I immediately interrupted everyone talking and read excerpts of what I was reading. My parents and sister’s jaws were dropped. My mom said, “I think I should go get tested for Celiac.” I put my phone down and said with tears pillowing in my eyes, “Guys, this is exactly why I am unbelievably grateful for my diagnosis. I am so grateful that I found my answers; that I have my diagnosis and that I possibly prevented myself from other diseases, worse diseases. And THIS is why I started my blog, in hopes to help others.” And as God as my witness, along with the 4 other people there at that moment, fireworks set off in the sky right above us. We all threw our arms up cheering and clapping. The neighbors that set them off probably thought we were crazy, or maybe they just thought we liked their fireworks haha!
Guys, the goosebumps, the tears; that moment will hold dear to my heart.
I mean again, these are all huge theories and I HAVE to do more research but what if those fireworks at that very moment I read that Celiac could possibly be linked to Parkinson’s disease, could be God talking to us, talking to me? The universe showing me a sign that I am on the right path. And what if not? Maybe it was just one big coincidence. So what! I believe with all my heart that that was a moment in time that I was reminded that I am on the right path. That I am doing what I am meant to do. That I am right where I am meant to be, doing what I’m meant to be doing. We all are right where we’re supposed to be, when we’re supposed to be, doing what we’re supposed to be doing. We just have to embrace it, learn from it, understand it, grow from it and pay attention to it.
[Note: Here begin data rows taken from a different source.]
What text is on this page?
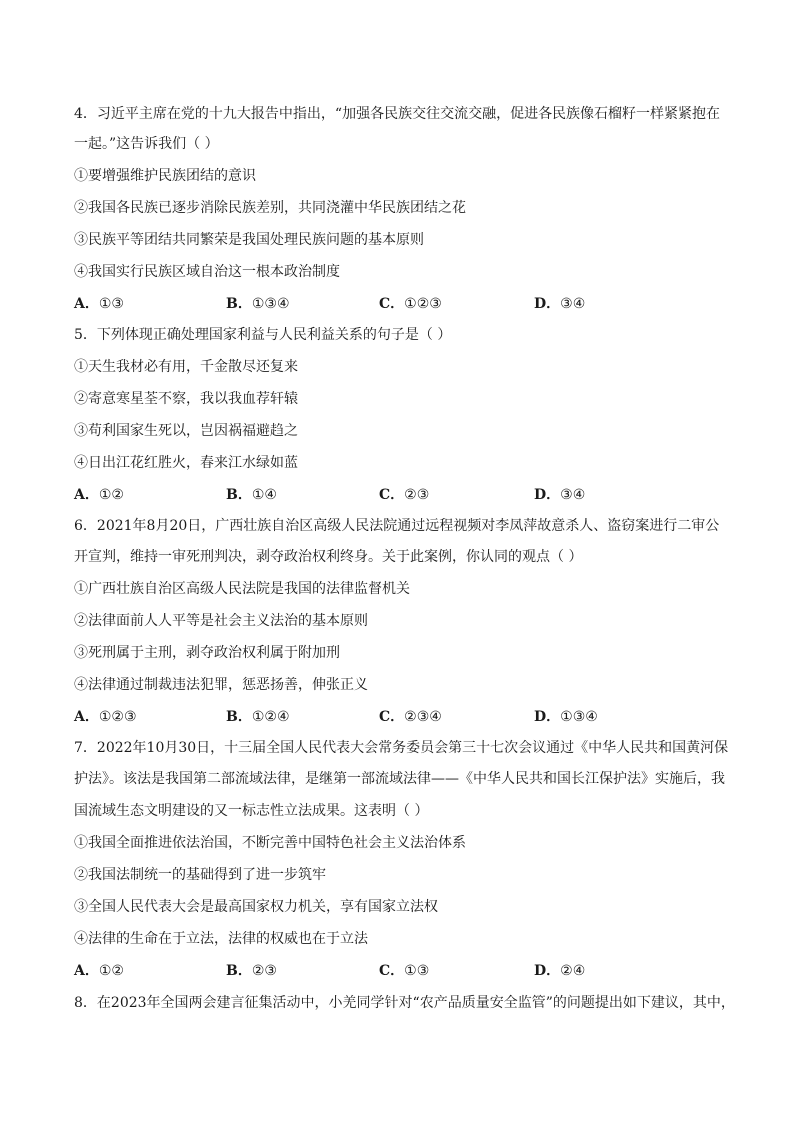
4．习近平主席在党的十九大报告中指出，“加强各民族交往交流交融，促进各民族像石榴籽一样紧紧抱在
一起。”这告诉我们（ ）
①要增强维护民族团结的意识
②我国各民族已逐步消除民族差别，共同浇灌中华民族团结之花
③民族平等团结共同繁荣是我国处理民族问题的基本原则
④我国实行民族区域自治这一根本政治制度
A．①③	B．①③④	C．①②③	D．③④
5．下列体现正确处理国家利益与人民利益关系的句子是（ ）
①天生我材必有用，千金散尽还复来
②寄意寒星荃不察，我以我血荐轩辕
③苟利国家生死以，岂因祸福避趋之
④日出江花红胜火，春来江水绿如蓝
A．①②	B．①④	C．②③	D．③④
6．2021年8月20日，广西壮族自治区高级人民法院通过远程视频对李凤萍故意杀人、盗窃案进行二审公
开宣判，维持一审死刑判决，剥夺政治权利终身。关于此案例，你认同的观点（ ）
①广西壮族自治区高级人民法院是我国的法律监督机关
②法律面前人人平等是社会主义法治的基本原则
③死刑属于主刑，剥夺政治权利属于附加刑
④法律通过制裁违法犯罪，惩恶扬善，伸张正义
A．①②③	B．①②④	C．②③④	D．①③④
7．2022年10月30日，十三届全国人民代表大会常务委员会第三十七次会议通过《中华人民共和国黄河保
护法》。该法是我国第二部流域法律，是继第一部流域法律——《中华人民共和国长江保护法》实施后，我
国流域生态文明建设的又一标志性立法成果。这表明（ ）
①我国全面推进依法治国，不断完善中国特色社会主义法治体系
②我国法制统一的基础得到了进一步筑牢
③全国人民代表大会是最高国家权力机关，享有国家立法权
④法律的生命在于立法，法律的权威也在于立法
A．①②	B．②③	C．①③	D．②④
8．在2023年全国两会建言征集活动中，小羌同学针对“农产品质量安全监管”的问题提出如下建议，其中，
So, for me, I will embrace that “sign.” I will continue to bug my mom to get tested. And I will thank God for that sign and continue my research and continue on my health journey and continue on this path that has been set out for me.
Trust those signs. Trust your gut. Ask your doctor questions. Don’t give up. I’m certainly no doctor or therapist but I am always here for anyone who may have autoimmune symptoms they need help navigating.
2020 will be a year filled with more research and answers and I couldn’t be more excited to dive in and see what I find!!
“Never allow anyone to take away your sparkle. Be kind and laugh and love often.”